Rubens paintings stolen in fourth raid on collection
A set of priceless paintings, including two by the Flemish master Peter Paul Rubens, was yesterday stolen from Russborough House near Dublin - just days after works stolen last year were returned to its collection. It is the fourth time that paintings from the Alfred Beit collection have been stolen in 30 years.
( Guardian, Daily Telegraph, Times )

Housework makes you depressed


Scientists have proved what many housewives have known for years - that washing dishes, dusting, ironing and cleaning can make you depressed. Researchers from the University of Glasgow discovered that housework lowers people's mood.
( Daily Telegraph, Daily Mail )

192 ways to explain someone's choice of drink


Allied Domecq, distiller and wine maker, claims to have perfected a formula to second-guess the barman.

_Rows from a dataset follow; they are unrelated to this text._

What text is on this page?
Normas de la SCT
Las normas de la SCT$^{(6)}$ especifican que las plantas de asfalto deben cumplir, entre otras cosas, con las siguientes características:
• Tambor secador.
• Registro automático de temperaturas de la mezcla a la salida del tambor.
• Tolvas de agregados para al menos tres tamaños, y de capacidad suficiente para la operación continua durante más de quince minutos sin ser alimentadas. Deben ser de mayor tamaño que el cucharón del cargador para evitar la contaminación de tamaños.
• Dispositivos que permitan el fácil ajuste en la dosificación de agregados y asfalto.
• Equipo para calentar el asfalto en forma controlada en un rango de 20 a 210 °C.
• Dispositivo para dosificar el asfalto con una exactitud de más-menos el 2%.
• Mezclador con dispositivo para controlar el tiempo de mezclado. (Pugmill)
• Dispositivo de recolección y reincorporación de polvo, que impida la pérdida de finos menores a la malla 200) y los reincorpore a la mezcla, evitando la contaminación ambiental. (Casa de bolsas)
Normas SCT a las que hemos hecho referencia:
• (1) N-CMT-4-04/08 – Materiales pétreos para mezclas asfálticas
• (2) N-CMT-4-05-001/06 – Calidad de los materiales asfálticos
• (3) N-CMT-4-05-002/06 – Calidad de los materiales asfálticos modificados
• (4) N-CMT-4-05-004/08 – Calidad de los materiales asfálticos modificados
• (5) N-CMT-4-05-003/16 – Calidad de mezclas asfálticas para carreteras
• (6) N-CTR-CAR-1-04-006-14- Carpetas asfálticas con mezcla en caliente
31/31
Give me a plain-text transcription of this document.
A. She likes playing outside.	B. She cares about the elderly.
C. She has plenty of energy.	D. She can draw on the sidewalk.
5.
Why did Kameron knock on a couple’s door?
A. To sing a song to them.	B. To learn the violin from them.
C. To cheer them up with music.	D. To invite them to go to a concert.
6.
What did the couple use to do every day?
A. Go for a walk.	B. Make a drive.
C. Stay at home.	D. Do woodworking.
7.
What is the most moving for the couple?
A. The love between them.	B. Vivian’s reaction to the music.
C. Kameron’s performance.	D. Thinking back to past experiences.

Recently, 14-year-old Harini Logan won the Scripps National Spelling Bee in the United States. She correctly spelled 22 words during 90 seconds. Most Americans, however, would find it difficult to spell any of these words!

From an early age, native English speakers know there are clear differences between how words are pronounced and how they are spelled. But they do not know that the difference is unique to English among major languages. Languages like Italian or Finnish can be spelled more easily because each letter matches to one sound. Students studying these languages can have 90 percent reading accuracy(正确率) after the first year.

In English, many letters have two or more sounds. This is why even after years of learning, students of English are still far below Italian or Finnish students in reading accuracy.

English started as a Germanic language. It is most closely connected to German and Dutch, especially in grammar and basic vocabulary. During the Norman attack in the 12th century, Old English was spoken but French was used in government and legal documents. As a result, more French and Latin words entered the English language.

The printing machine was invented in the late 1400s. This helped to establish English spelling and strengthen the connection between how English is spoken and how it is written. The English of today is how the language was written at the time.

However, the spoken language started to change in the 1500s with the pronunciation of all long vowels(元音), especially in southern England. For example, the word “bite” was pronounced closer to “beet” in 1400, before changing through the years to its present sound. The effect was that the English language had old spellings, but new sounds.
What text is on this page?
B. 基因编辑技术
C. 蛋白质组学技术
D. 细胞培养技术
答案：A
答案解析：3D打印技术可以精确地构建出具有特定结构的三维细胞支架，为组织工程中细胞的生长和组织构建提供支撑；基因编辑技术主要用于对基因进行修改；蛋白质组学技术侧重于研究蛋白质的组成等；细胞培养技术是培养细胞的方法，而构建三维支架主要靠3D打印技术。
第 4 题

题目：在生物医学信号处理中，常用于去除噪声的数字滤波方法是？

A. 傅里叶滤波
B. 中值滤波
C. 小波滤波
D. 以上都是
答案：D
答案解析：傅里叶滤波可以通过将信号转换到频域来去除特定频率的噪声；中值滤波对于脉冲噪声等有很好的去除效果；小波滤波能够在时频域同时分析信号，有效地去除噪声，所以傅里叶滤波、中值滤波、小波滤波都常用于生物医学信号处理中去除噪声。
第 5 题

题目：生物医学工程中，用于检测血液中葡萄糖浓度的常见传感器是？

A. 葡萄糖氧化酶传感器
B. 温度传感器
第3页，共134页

After surveying 40,000 people in markets as diverse as the US, the UK, Brazil and Korea, it reckons the choices of countless millions of drinkers can be reduced to just 192 combinations of circumstance.
( Financial Times )

2 in 3 voters lose faith in Blair reform
Public dissatisfaction over the state of hospitals, transport and crime is reaching crisis level, with many voters losing patience with Tony Blair's ability to make promised improvements, a poll for The Daily Telegraph reveals.
( Daily Telegraph )

How English conquered the bloomin' world
More than 380 million people speak English as their mother tongue and when the ever-increasing millions with English as a second language are included, it may be said to have won the language 'war'. This has not taken very long. Planet English , a documentary on Digital BBC4 tonight, will attempt to explain.
( Daily Mail )

It's in its rightful place


The readers' editor on… the plague of the apostrofly: Few things seem to provide readers of the Guardian with more amusement and irritation than the misplaced apostrophe - a word, the Oxford English Dictionary noted, purely as a matter of interest, that should really have three syllables rather than four. But let's not complicate matters.
( Guardian )

Psychologist dies

Michael Argyle, interpreter of 'body language' and nonverbal communication and one of the handful of British psychologists to have gained an international reputation, died on 6 September 2002, aged 77.